U.S. Senator Kirsten Gillibrand said, “This federal investment would make a real difference in the lives of East Harlem residents, and I’m very pleased that Phase 2 of the Second Avenue Subway project has moved forward in the grant process. The expansion of the Second Avenue Subway line would ease commute times, reduce congestion, create local jobs, and connect the community more seamlessly with the rest of the city. I’m proud to have worked to pass the Infrastructure Investment and Jobs Act that provided the funding to make projects like this possible and I’ll keep fighting for resources for New York’s straphangers.”
Representative Jerrold Nadler said, “This is fantastic news for New York City Subway riders. The extension of the 2nd Avenue subway line to 125th Street in East Harlem will serve communities that so desperately need expanded subway service and will alleviate crowding and congestion on the Lexington Ave line. I am thrilled that this project is moving forward and I am especially proud to have supported the Infrastructure Investment and Jobs Act that has made this phase of the extension possible.
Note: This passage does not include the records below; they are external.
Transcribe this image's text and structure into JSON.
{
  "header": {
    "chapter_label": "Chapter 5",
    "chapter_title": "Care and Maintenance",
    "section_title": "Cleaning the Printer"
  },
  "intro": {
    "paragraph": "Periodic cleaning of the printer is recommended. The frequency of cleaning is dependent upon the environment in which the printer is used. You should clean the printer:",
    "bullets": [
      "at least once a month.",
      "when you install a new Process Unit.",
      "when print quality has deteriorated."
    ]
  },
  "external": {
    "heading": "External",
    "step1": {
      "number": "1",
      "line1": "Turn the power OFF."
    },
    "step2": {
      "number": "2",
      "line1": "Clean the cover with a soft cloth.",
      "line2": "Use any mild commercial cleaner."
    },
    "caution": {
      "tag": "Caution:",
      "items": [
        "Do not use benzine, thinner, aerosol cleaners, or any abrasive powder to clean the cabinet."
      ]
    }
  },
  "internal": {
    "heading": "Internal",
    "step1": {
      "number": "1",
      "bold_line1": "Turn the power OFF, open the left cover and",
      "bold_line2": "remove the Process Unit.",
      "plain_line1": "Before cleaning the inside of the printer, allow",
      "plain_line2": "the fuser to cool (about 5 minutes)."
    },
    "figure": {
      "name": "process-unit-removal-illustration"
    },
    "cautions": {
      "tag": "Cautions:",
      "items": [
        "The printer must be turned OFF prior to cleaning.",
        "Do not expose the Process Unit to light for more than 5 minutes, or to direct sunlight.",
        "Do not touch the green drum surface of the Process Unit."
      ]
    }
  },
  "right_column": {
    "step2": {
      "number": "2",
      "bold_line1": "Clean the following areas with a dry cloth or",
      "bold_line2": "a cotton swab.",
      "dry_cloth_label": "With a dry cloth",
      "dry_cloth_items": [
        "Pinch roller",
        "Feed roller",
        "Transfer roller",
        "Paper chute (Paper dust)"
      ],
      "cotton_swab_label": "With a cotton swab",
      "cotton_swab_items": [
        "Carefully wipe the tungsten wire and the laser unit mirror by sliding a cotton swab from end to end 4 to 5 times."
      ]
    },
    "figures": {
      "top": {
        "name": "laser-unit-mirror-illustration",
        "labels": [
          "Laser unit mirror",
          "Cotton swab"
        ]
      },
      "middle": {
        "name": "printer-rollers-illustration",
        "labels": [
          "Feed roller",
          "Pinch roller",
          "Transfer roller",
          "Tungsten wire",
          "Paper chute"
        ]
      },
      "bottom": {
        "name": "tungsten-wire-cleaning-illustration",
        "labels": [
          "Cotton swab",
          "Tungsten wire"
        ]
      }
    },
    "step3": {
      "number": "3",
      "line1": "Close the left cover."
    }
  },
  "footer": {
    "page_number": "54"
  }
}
I want to thank Governor Hochul for her partnership on this project and I look forward to continuing to work with her to improve New York City’s infrastructure”
Representative Carolyn Maloney said, “I am thrilled that Secretary Buttigieg and the FTA are prioritizing 2nd Avenue Subway expansion by shepherding the project into the engineering phase and bringing it one step closer to federal funding approval. Bringing the Q Train to 125th Street will be a game changer for our City as we rebuild from the COVID-19 crisis, and it will help reduce transit deserts by connecting East Harlem to midtown, lower Manhattan, and Brooklyn. It will reduce the dangerously overcrowded Lexington Avenue line while also committing to the City’s century-old promise to our people to create another east side line. I was proud to lead the fight to build Phase 1, and I thank Governor Hochul, Secretary Buttigieg, Congressmember Espaillat, and MTA CEO and Acting Chair Janno Lieber for their continued partnership in completing this vital project.”
Representative Adriano Espaillat said, “As New York City continues to rebuild while working towards economic recovery and addressing the inequalities faced by communities of color that were exacerbated during the pandemic, investing in transit equity improvements is critical and today’s announcement to begin the Second Avenue Subway extension will have resounding effects throughout New York State and particularly in New York City. Successfully expanding services and reliable transportation to this region will support the livelihood of over 100,000 East Harlem residents who currently experience barriers to job opportunities, educational advancement, and access to hospitals and medical care due to lack of public transportation – and will ultimately reshape the fabric of our neighborhoods along the way.”